As an AP employee, Chernov was extremely aware of maintaining neutrality and being unbiased. There were, he knew, many ways to tell the stories he experienced. But he decided early on to keep it contained to those harrowing first 20 days that he and his colleagues were on the ground, to evoke the claustrophobic feeling of being trapped. He also chose to narrate it himself, and tell the story as a journalist would.

“It’s OK to tell the audiences about your emotions,” he said. “It’s just important to not let those emotions dictate what you show and don’t show … While narrated by me, I still tried to keep it fair.”

Chernov and his team encounter many different reactions to their work on the ground reporting on the full-scale invasion. Some thanked them for doing their jobs. Some called them prostitutes. Some doctors urged them to film graphic scenes of injured and dead children to show the world what had been done.

After Chernov left Mariupol and was finally able to catch up with the news reports around the world, he was stunned by the effect their footage seemed to have had. They followed up with people they had met during their time there, some of whom got out, some who did not.

Some said relatives had found them because of the footage, or that they had been able to get help because of the team’s reports. Doctors and officials said their journalism made it easier to negotiate the green corridor to safety.

“I don’t know how much of that is our footage, how much of that is just what happens,” Chernov said. “But I really would like to believe that we did make a difference, because I guess that’s what journalism is about, to inform people so they make certain decisions.”

Another mission for him was to provide historical evidence for potential war crimes.
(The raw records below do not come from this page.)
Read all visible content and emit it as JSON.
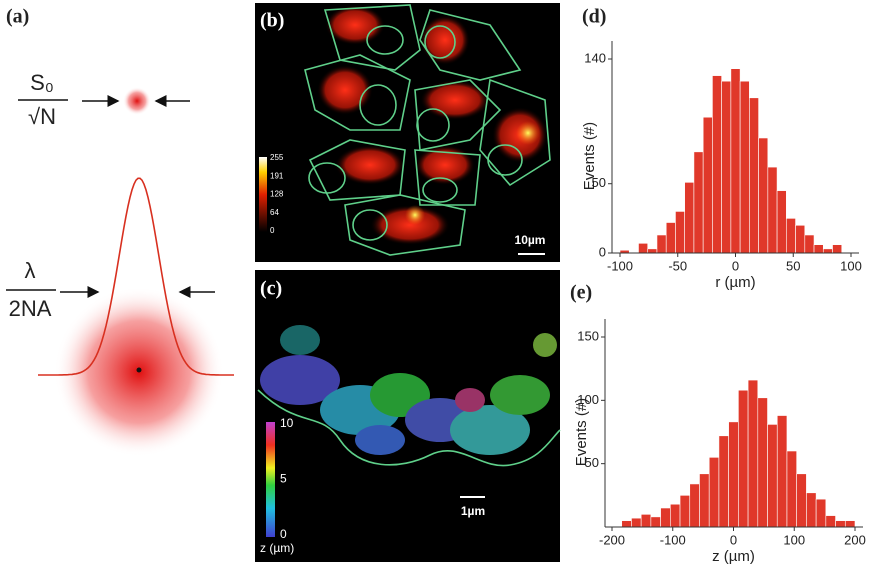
{
  "chart_data": [
    {
      "type": "histogram",
      "color": "#e0382a",
      "bins": [
        -100,
        -92,
        -84,
        -76,
        -68,
        -60,
        -52,
        -44,
        -36,
        -28,
        -20,
        -12,
        -4,
        4,
        12,
        20,
        28,
        36,
        44,
        52,
        60,
        68,
        76,
        84,
        92,
        100
      ],
      "values": [
        2,
        0,
        7,
        3,
        13,
        22,
        30,
        51,
        73,
        98,
        128,
        124,
        133,
        124,
        112,
        83,
        62,
        45,
        25,
        20,
        13,
        6,
        3,
        6,
        0
      ],
      "xlim": [
        -100,
        100
      ],
      "xticks": [
        -100,
        -50,
        0,
        50,
        100
      ],
      "ylim": [
        0,
        140
      ],
      "yticks": [
        0,
        50,
        140
      ],
      "xlabel": "r (µm)",
      "ylabel": "Events (#)"
    },
    {
      "type": "histogram",
      "color": "#e0382a",
      "bins": [
        -200,
        -184,
        -168,
        -152,
        -136,
        -120,
        -104,
        -88,
        -72,
        -56,
        -40,
        -24,
        -8,
        8,
        24,
        40,
        56,
        72,
        88,
        104,
        120,
        136,
        152,
        168,
        184,
        200
      ],
      "values": [
        0,
        5,
        7,
        10,
        8,
        15,
        18,
        25,
        34,
        42,
        55,
        72,
        83,
        108,
        116,
        102,
        81,
        88,
        60,
        42,
        27,
        22,
        9,
        5,
        5
      ],
      "xlim": [
        -200,
        200
      ],
      "xticks": [
        -200,
        -100,
        0,
        100,
        200
      ],
      "ylim": [
        0,
        150
      ],
      "yticks": [
        50,
        100,
        150
      ],
      "xlabel": "z (µm)",
      "ylabel": "Events (#)"
    }
  ],
  "panels": {
    "a": {
      "label": "(a)",
      "top_numerator": "S₀",
      "top_denominator": "√N",
      "bottom_numerator": "λ",
      "bottom_denominator": "2NA"
    },
    "b": {
      "label": "(b)",
      "colorbar_ticks": [
        255,
        191,
        128,
        64,
        0
      ],
      "scale_bar": "10µm"
    },
    "c": {
      "label": "(c)",
      "colorbar_ticks": [
        10,
        5,
        0
      ],
      "colorbar_label": "z (µm)",
      "scale_bar": "1µm"
    },
    "d": {
      "label": "(d)"
    },
    "e": {
      "label": "(e)"
    }
  }
}
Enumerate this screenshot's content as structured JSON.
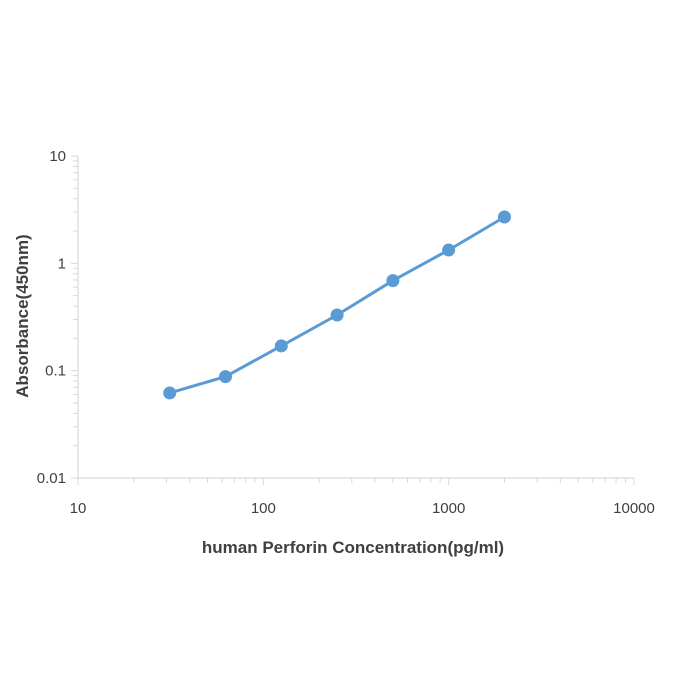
{
  "chart_data": {
    "type": "line",
    "title": "",
    "xlabel": "human Perforin Concentration(pg/ml)",
    "ylabel": "Absorbance(450nm)",
    "x_scale": "log",
    "y_scale": "log",
    "xlim": [
      10,
      10000
    ],
    "ylim": [
      0.01,
      10
    ],
    "x_tick_labels": [
      "10",
      "100",
      "1000",
      "10000"
    ],
    "y_tick_labels": [
      "0.01",
      "0.1",
      "1",
      "10"
    ],
    "grid": false,
    "legend": "none",
    "series": [
      {
        "color": "#5b9bd5",
        "x": [
          31.25,
          62.5,
          125,
          250,
          500,
          1000,
          2000
        ],
        "y": [
          0.062,
          0.088,
          0.17,
          0.33,
          0.69,
          1.33,
          2.7
        ]
      }
    ]
  }
}
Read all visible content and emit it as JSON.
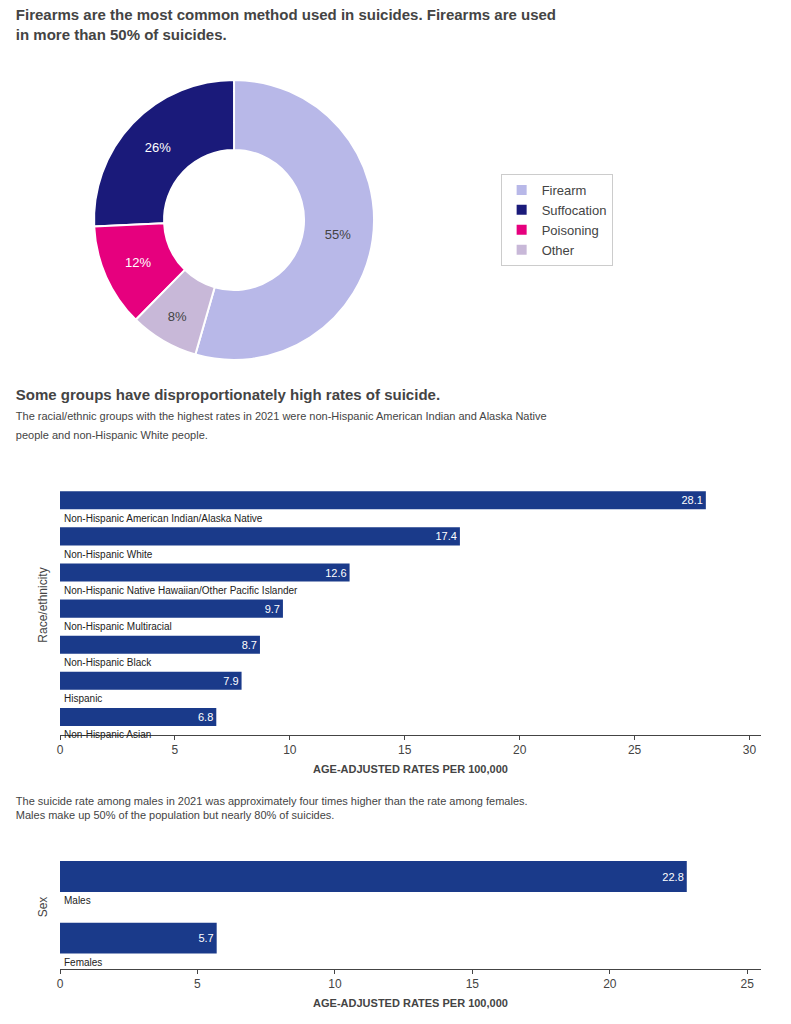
{
  "chart_data": [
    {
      "type": "pie",
      "title": "Firearms are the most common method used in suicides. Firearms are used\nin more than 50% of suicides.",
      "categories": [
        "Firearm",
        "Suffocation",
        "Poisoning",
        "Other"
      ],
      "values": [
        55,
        26,
        12,
        8
      ],
      "value_labels": [
        "55%",
        "26%",
        "12%",
        "8%"
      ],
      "colors": [
        "#b8b8e8",
        "#1a1a7a",
        "#e6007e",
        "#c8b8d8"
      ],
      "data_labels": true,
      "legend": "right"
    },
    {
      "type": "bar",
      "orientation": "horizontal",
      "title": "Some groups have disproportionately high rates of suicide.",
      "subtitle": "The racial/ethnic groups with the highest rates in 2021 were non-Hispanic American Indian and Alaska Native\npeople and non-Hispanic White people.",
      "categories": [
        "Non-Hispanic American Indian/Alaska Native",
        "Non-Hispanic White",
        "Non-Hispanic Native Hawaiian/Other Pacific Islander",
        "Non-Hispanic Multiracial",
        "Non-Hispanic Black",
        "Hispanic",
        "Non-Hispanic Asian"
      ],
      "values": [
        28.1,
        17.4,
        12.6,
        9.7,
        8.7,
        7.9,
        6.8
      ],
      "color": "#1a3a8a",
      "xlabel": "AGE-ADJUSTED RATES PER 100,000",
      "ylabel": "Race/ethnicity",
      "xlim": [
        0,
        30.5
      ],
      "xticks": [
        0,
        5,
        10,
        15,
        20,
        25,
        30
      ],
      "grid": false,
      "data_labels": true
    },
    {
      "type": "bar",
      "orientation": "horizontal",
      "title": "The suicide rate among males in 2021 was approximately four times higher than the rate among females.\nMales make up 50% of the population but nearly 80% of suicides.",
      "categories": [
        "Males",
        "Females"
      ],
      "values": [
        22.8,
        5.7
      ],
      "color": "#1a3a8a",
      "xlabel": "AGE-ADJUSTED RATES PER 100,000",
      "ylabel": "Sex",
      "xlim": [
        0,
        25.5
      ],
      "xticks": [
        0,
        5,
        10,
        15,
        20,
        25
      ],
      "grid": false,
      "data_labels": true
    }
  ]
}
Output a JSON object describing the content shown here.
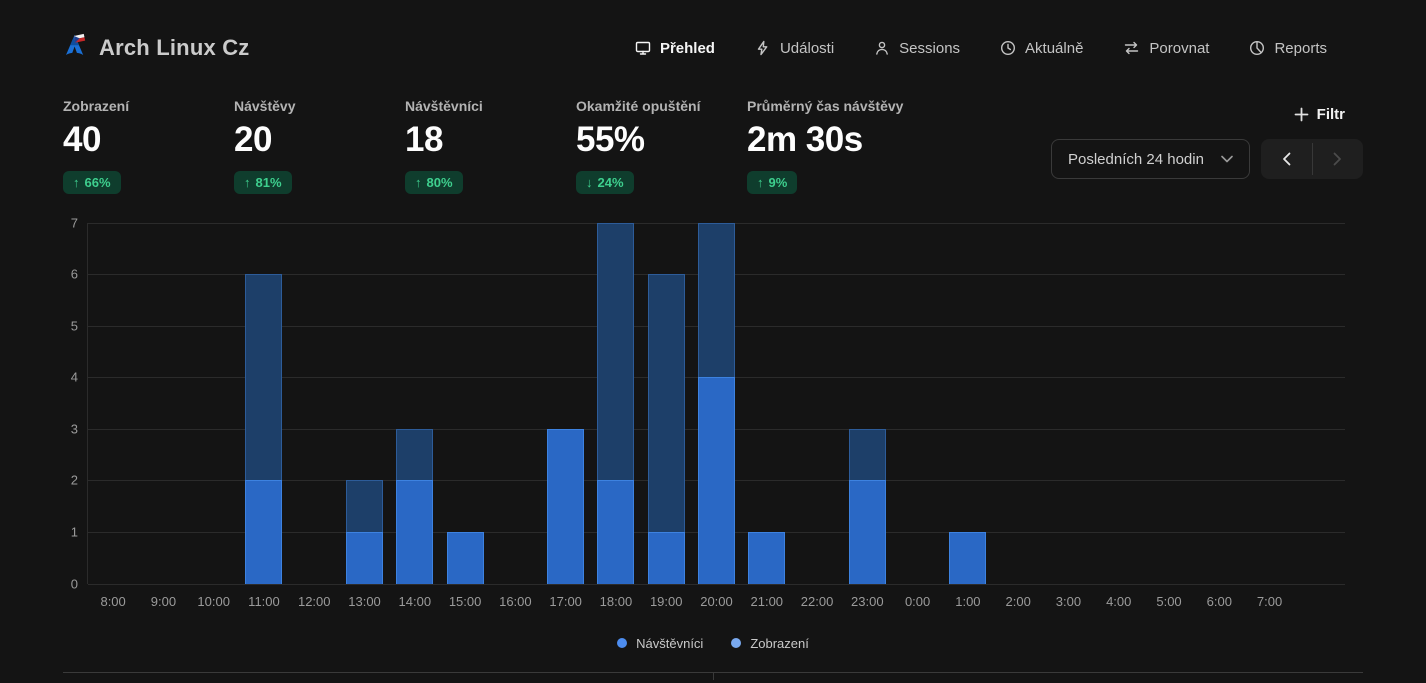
{
  "header": {
    "site_title": "Arch Linux Cz",
    "nav": [
      {
        "label": "Přehled",
        "slug": "prehled",
        "icon": "dashboard-icon",
        "active": true
      },
      {
        "label": "Události",
        "slug": "udalosti",
        "icon": "lightning-icon",
        "active": false
      },
      {
        "label": "Sessions",
        "slug": "sessions",
        "icon": "user-icon",
        "active": false
      },
      {
        "label": "Aktuálně",
        "slug": "aktualne",
        "icon": "clock-icon",
        "active": false
      },
      {
        "label": "Porovnat",
        "slug": "porovnat",
        "icon": "compare-arrows-icon",
        "active": false
      },
      {
        "label": "Reports",
        "slug": "reports",
        "icon": "pie-chart-icon",
        "active": false
      }
    ]
  },
  "stats": [
    {
      "label": "Zobrazení",
      "slug": "zobrazeni",
      "value": "40",
      "change": "66%",
      "direction": "up"
    },
    {
      "label": "Návštěvy",
      "slug": "navstevy",
      "value": "20",
      "change": "81%",
      "direction": "up"
    },
    {
      "label": "Návštěvníci",
      "slug": "navstevnici",
      "value": "18",
      "change": "80%",
      "direction": "up"
    },
    {
      "label": "Okamžité opuštění",
      "slug": "okamzite-opusteni",
      "value": "55%",
      "change": "24%",
      "direction": "down"
    },
    {
      "label": "Průměrný čas návštěvy",
      "slug": "prumerny-cas",
      "value": "2m 30s",
      "change": "9%",
      "direction": "up"
    }
  ],
  "controls": {
    "filter_label": "Filtr",
    "date_range": "Posledních 24 hodin"
  },
  "colors": {
    "badge_bg": "#0f3d2d",
    "badge_text": "#3ecf8e",
    "views_fill": "#1d3f69",
    "views_border": "#2d5c99",
    "visitors_fill": "#2a68c5",
    "visitors_border": "#3d82e0"
  },
  "chart_data": {
    "type": "bar",
    "title": "",
    "xlabel": "",
    "ylabel": "",
    "categories": [
      "8:00",
      "9:00",
      "10:00",
      "11:00",
      "12:00",
      "13:00",
      "14:00",
      "15:00",
      "16:00",
      "17:00",
      "18:00",
      "19:00",
      "20:00",
      "21:00",
      "22:00",
      "23:00",
      "0:00",
      "1:00",
      "2:00",
      "3:00",
      "4:00",
      "5:00",
      "6:00",
      "7:00"
    ],
    "series": [
      {
        "name": "Zobrazení",
        "slug": "zobrazeni",
        "fill": "#1d3f69",
        "border": "#2d5c99",
        "values": [
          0,
          0,
          0,
          6,
          0,
          2,
          3,
          1,
          0,
          3,
          7,
          6,
          7,
          1,
          0,
          3,
          0,
          1,
          0,
          0,
          0,
          0,
          0,
          0
        ]
      },
      {
        "name": "Návštěvníci",
        "slug": "navstevnici",
        "fill": "#2a68c5",
        "border": "#3d82e0",
        "values": [
          0,
          0,
          0,
          2,
          0,
          1,
          2,
          1,
          0,
          3,
          2,
          1,
          4,
          1,
          0,
          2,
          0,
          1,
          0,
          0,
          0,
          0,
          0,
          0
        ]
      }
    ],
    "ylim": [
      0,
      7
    ],
    "yticks": [
      0,
      1,
      2,
      3,
      4,
      5,
      6,
      7
    ],
    "grid": true,
    "bar_style": "overlaid",
    "legend_position": "bottom",
    "legend": [
      {
        "label": "Návštěvníci",
        "color": "#4d8df0"
      },
      {
        "label": "Zobrazení",
        "color": "#7aaaf0"
      }
    ]
  }
}
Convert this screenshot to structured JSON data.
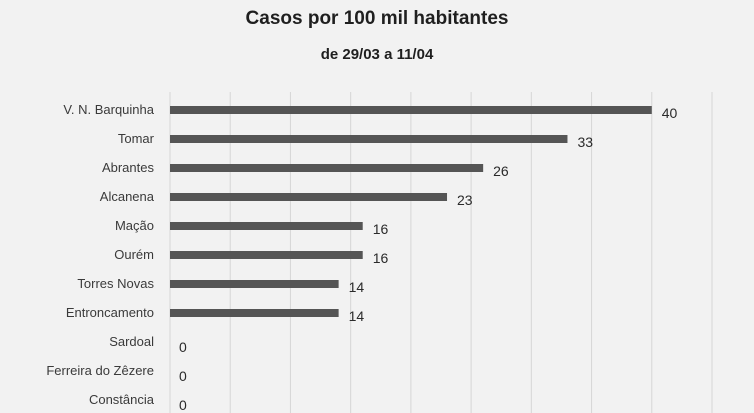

Chernov is keenly aware that the war is not even history yet. It is a painful reality that is ongoing. After the documentary screened at Sundance, he said that he just wanted to return to Ukraine and go to the frontline.

Called a “harrowingly immediate look at a city under siege” by Variety, “haunting and riveting“ by The Los Angeles Times, and “one of the most important movies of Sundance” by RogerEbert.com, “20 Days in Mariupol” is part of a larger editorial collaboration between Frontline and AP examining Russia’s war in Ukraine.

As U.S. television’s longest-running investigative documentary series, Frontline explores current events through powerful storytelling. The Associated Press is an independent global news organization dedicated to factual reporting. Founded in 1846, AP today remains the most trusted source of fast, accurate, unbiased news.

2023 marks the 15th year of the annual Milwaukee Film Festival. More than 250 films will be shown across 6 theaters and virtually from April 20 to May 4.

“These are the best new films from around the world and from right here in Milwaukee,” said Cara Ogburn, Milwaukee Film artistic director. “There’s something for everyone in this festival, with a lot of opportunity to discover new talent, new voices, new stories, and cozy up with the rest of our city.”

20 Days in Mariupol follows last year’s entry. In January 2022, organizers selected a Ukrainian film that had won at the Sundance Film Festival for the 2022 Milwaukee Film Festival’s lineup. Klondike had just won for Best Director, set in July 2014 at the onset of the Donbas war. A few weeks after the movie’s selection, Ukraine would face an even more brutal full-scale invasion by Russia.